When we get to Q&A, please limit yourself to one question and one follow-up. If you have further questions, please return to the queue. We would like to give as many of you as possible an opportunity to ask a question.
With that, I’ll turn the call over to Ted.
Thank you, Scott, and good morning, everyone. Today, Edison International reported second quarter earnings of $1.05 per share, with core earnings of $0.62 per share, primarily some timing related events depressed earnings in the first half, and particularly the second quarter at Edison Mission Group.
We moved around several planned outages in the coal fleet, concentrating them into the second quarter of this year, which meant the plants weren’t producing or selling electricity, and had higher than normal maintenance expenses. Normalizing for these timing related items, our companies are performing well. In fact, they are performing in line or better than we anticipated.
We are reaffirming our core earnings guidance for the year at $3.15 per share to $3.45 per share. And at this point, it looks more likely that we will be toward the higher end of our range. As we explained in the past, the summer is very important for our commodity sensitive businesses. So, we’ll reassess our earnings guidance range next quarter after the summer months are completed.
I want to highlight several developments that should be important to our investors. An important milestone in the second quarter was the California State Franchise Tax Board’s acceptance of the tax positions from last year’s global tax settlement with the IRS.
Jim Scilacci will cover this more thoroughly in his remarks, but earnings, cash and equity are positively affected by this development which helps us more comfortably meet the capital requirements of our infrastructure investment program.
Last month, Southern California Edison installed its one millionth smart meter, a key milestone in our Edison SmartConnect program. By the end of 2012, we will have installed five million smart meters.
We spent years researching technologies, systems and devices to ensure the smart meters would provide a whole range of customer benefits before making our final investment decision.
We look forward to providing all of our customers the valuable features smart meters provide, enabling customers to closely monitor and manage their electricity usage. $1.6 billion program is just one component in our focused strategy to expand and renew essential distribution and transmission grids throughout the Southern California Edison service territory.
On July 19th, Southern California Edison submitted a notice of intent to file the utility’s 2012 to 2014 general rate case application. The notice is essentially a draft of the general rate case application and supporting testimony, expected to be filed in November of this year and enables the Commission staff to review the content in advance.
In the general rate case proceeding, SCE seeks authorization to collect revenues for operations and maintenance expenses as well as capital expenditures, representing approximately 40% of the total revenues it will need to serve its customers.

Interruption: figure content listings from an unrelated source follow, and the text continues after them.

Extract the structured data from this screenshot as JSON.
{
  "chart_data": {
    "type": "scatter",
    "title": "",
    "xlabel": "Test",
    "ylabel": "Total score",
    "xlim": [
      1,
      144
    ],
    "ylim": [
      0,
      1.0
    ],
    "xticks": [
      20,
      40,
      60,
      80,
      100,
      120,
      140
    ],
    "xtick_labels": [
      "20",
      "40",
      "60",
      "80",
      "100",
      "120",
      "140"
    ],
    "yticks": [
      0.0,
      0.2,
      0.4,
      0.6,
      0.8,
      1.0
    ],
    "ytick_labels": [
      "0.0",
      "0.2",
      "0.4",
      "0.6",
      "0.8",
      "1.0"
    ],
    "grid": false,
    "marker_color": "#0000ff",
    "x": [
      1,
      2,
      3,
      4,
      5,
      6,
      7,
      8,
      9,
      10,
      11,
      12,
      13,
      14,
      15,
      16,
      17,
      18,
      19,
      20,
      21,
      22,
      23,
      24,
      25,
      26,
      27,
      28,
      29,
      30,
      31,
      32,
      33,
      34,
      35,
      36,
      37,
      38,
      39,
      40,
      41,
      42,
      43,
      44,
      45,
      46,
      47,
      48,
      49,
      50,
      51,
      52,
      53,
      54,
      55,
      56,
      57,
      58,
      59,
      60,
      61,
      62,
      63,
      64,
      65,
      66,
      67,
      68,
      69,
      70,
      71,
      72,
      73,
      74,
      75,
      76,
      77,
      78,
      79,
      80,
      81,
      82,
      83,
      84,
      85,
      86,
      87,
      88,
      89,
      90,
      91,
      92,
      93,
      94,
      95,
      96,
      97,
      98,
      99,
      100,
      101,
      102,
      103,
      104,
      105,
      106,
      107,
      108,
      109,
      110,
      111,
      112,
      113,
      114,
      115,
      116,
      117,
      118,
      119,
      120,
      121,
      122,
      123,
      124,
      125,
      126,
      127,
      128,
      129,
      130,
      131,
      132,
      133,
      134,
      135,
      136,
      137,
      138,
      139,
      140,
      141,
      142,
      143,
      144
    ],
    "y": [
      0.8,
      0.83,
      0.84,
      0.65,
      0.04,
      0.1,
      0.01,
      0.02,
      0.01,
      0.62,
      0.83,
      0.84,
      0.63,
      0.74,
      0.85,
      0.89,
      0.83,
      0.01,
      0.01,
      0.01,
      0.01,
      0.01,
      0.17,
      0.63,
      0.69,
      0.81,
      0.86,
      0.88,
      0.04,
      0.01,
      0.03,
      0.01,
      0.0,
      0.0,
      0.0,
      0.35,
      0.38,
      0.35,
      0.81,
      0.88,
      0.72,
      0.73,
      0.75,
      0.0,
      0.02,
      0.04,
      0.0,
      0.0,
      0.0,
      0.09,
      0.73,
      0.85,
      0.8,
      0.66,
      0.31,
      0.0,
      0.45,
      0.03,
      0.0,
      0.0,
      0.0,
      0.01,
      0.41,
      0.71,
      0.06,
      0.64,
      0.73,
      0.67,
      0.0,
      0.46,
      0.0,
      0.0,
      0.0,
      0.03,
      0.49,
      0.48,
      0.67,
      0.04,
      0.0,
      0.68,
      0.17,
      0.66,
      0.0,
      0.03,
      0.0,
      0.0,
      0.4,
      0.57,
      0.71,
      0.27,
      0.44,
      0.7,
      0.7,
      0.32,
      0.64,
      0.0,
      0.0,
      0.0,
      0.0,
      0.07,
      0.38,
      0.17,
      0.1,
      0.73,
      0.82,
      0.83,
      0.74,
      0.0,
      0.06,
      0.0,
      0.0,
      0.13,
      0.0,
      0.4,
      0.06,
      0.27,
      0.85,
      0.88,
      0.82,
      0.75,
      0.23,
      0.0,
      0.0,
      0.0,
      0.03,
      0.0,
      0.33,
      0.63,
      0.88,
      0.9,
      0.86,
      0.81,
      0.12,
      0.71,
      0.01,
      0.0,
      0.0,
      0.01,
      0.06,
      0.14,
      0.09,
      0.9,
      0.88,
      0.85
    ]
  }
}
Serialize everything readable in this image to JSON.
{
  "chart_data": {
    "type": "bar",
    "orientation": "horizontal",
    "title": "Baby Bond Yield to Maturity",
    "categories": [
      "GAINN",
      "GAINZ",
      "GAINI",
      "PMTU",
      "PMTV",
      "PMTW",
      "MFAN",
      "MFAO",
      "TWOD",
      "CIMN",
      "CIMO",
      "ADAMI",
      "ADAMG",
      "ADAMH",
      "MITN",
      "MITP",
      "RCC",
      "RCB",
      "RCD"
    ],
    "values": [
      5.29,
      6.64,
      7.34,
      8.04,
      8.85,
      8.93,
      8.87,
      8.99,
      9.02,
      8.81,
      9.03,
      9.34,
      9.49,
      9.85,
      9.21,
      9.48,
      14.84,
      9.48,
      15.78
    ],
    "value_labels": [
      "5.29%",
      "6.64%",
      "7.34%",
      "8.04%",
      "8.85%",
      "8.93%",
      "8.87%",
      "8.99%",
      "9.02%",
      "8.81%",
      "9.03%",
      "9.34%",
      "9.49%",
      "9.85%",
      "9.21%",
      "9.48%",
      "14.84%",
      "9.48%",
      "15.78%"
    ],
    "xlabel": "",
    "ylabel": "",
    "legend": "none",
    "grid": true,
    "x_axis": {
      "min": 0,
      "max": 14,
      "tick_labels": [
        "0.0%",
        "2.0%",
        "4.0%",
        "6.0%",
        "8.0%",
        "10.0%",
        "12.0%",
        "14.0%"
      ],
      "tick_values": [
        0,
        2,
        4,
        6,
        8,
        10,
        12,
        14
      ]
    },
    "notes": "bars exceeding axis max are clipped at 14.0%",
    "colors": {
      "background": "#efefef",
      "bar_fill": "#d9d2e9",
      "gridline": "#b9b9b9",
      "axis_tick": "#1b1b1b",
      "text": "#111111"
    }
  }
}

The remaining 60% covers the cost of power plant fuel and purchased power, and is handled in other regulatory proceedings.
The GRC regulatory process will likely conclude in late 2011, with a decision by the California Public Utilities Commission that would be implemented in customer rates January 1, 2012. We have summarized the key elements of the notice of intent and the expected timeline in the appendix through our presentation.
As you know, we have been engaged in an extensive analysis of the environmental retrofit decisions before us at Edison Mission Group. The challenge has been to find a path that meets emissions compliance policies and provides enough flexibility to be commercially successful. We have been evaluating several technologies and approaches while anticipating future regulatory scenarios.